By Sahin Akhter
The cool, winding streets of Shillong, a city long celebrated as an educational hub in Northeast India, now echo with a painful contradiction. It’s a dissonance I encountered firsthand recently, not in a lecture hall, but astride the back of a Rapido bike-taxi. My driver, a young man with a polite, measured demeanor, was navigating the city traffic while silently navigating a far more complex professional gridlock: the widening chasm between an advanced academic degree and access to a meaningful, high-value career.
The driver, who requested anonymity to avoid the social weight of underemployment, holds a Master’s degree in Mathematics. Let that sink in: a postgraduate qualification in a highly analytical field. Yet, like an alarming number of his highly-educated peers across the region, he finds his current occupation in the gig economy of bike taxis—a temporary financial buffer driven less by choice and more by the sheer absence of professional direction.
The conversation, initially focused on the quickest route, quickly pivoted to the most frustrating one: the path after graduation.
“We Don’t Know What to Do After That”
“Yeah, but see, we study, but we’re not doing anything, you know? We don’t know what to do after that,” the 25-year-old math graduate articulated, expressing a widespread, paralyzing uncertainty.
This isn’t a deficit of academic ability; Shillong’s institutions successfully produce graduates qualified for advanced study. The core problem, as our ride revealed, is a catastrophic systemic failing in career counseling. The educational system equips students for the next level of academia but utterly fails to provide a viable roadmap for the corporate sector, competitive national exams, or high-earning professional fields. The default is often a low-paying, secure government job—or, increasingly, no path at all.
For this young man, the Rapido service, a relatively new presence in Shillong, has become an essential economic safety net. On a good day, it allows him to earn up to ₹1,800, providing immediate solvency where his Master’s degree currently provides none.
The Information Gap: Pathways Unknown
This absence of actionable guidance ensures that the region’s considerable intellectual investment fizzles out into economic stagnation, turning postgraduate degrees into expensive certificates of frustration.
Financially rewarding opportunities are being missed not because of a lack of talent, but because critical, practical information rarely reaches the student community. Pathways into high-placement institutes, strategies for tackling competitive national exams, and the simple mechanics of corporate sector hiring remain largely unknown. These are bright, English-speaking graduates who possess a distinct and valuable advantage in the national corporate market, yet are being prevented from accessing futures that would substantially improve their financial security.
The Cultural Calculus of Opportunity
A stark cultural choice further compounds the dilemma for educated Northeastern youth: remain close to home for the comfort and safety of community, accepting limited financial growth, or relocate to the mainland for better pay and face the very real risk of racial prejudice.
The driver, who admitted he has never travelled outside the region, confirmed that the fear of discrimination often outweighs the pursuit of higher-paying jobs. It is a heartbreaking calculus where financial ambition is shelved in favor of cultural safety.

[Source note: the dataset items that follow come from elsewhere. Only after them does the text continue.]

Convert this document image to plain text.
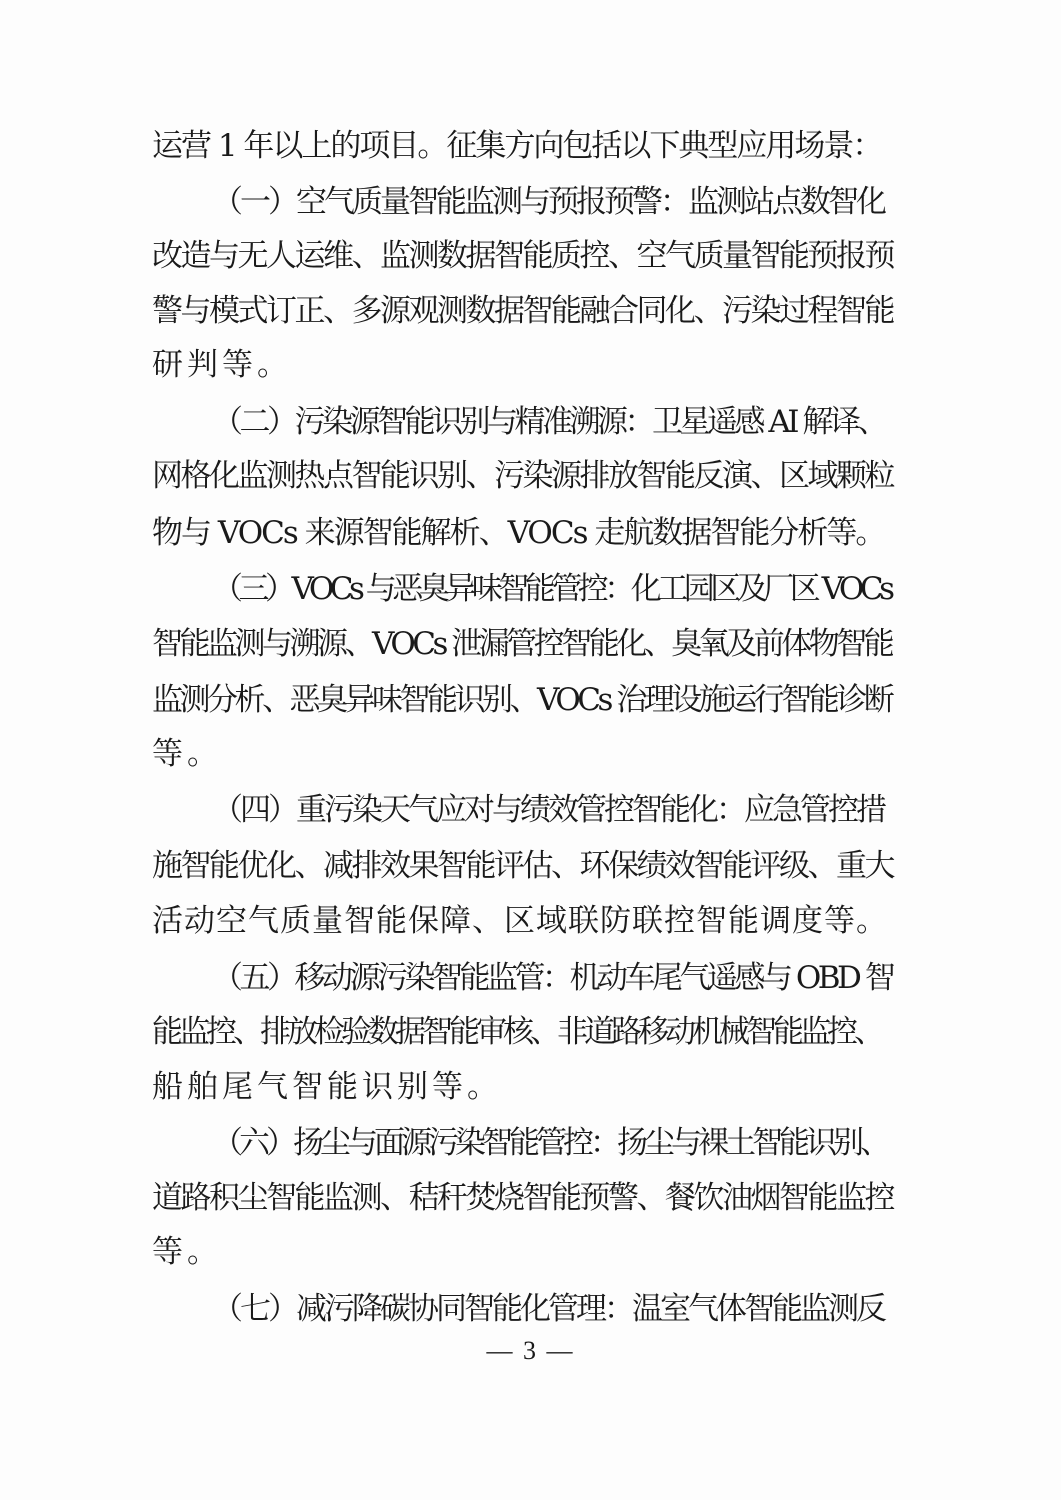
运营 1 年以上的项目。征集方向包括以下典型应用场景：
（一）空气质量智能监测与预报预警：监测站点数智化
改造与无人运维、监测数据智能质控、空气质量智能预报预
警与模式订正、多源观测数据智能融合同化、污染过程智能
研判等。
（二）污染源智能识别与精准溯源：卫星遥感 AI 解译、
网格化监测热点智能识别、污染源排放智能反演、区域颗粒
物与 VOCs 来源智能解析、VOCs 走航数据智能分析等。
（三）VOCs 与恶臭异味智能管控：化工园区及厂区 VOCs
智能监测与溯源、VOCs 泄漏管控智能化、臭氧及前体物智能
监测分析、恶臭异味智能识别、VOCs 治理设施运行智能诊断
等。
（四）重污染天气应对与绩效管控智能化：应急管控措
施智能优化、减排效果智能评估、环保绩效智能评级、重大
活动空气质量智能保障、区域联防联控智能调度等。
（五）移动源污染智能监管：机动车尾气遥感与 OBD 智
能监控、排放检验数据智能审核、非道路移动机械智能监控、
船舶尾气智能识别等。
（六）扬尘与面源污染智能管控：扬尘与裸土智能识别、
道路积尘智能监测、秸秆焚烧智能预警、餐饮油烟智能监控
等。
（七）减污降碳协同智能化管理：温室气体智能监测反
— 3 —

The story of this educated young Rapido driver is more than a single anecdote; it is an urgent plea echoing across the region’s institutions. High-quality academic education—the very thing Shillong prides itself on—must be paired with high-quality, actionable career guidance. This integration is no longer a luxury; it is essential to stop the devastating waste of human capital and ensure that the region’s talented youth can finally realize the opportunities they have worked so tirelessly to earn.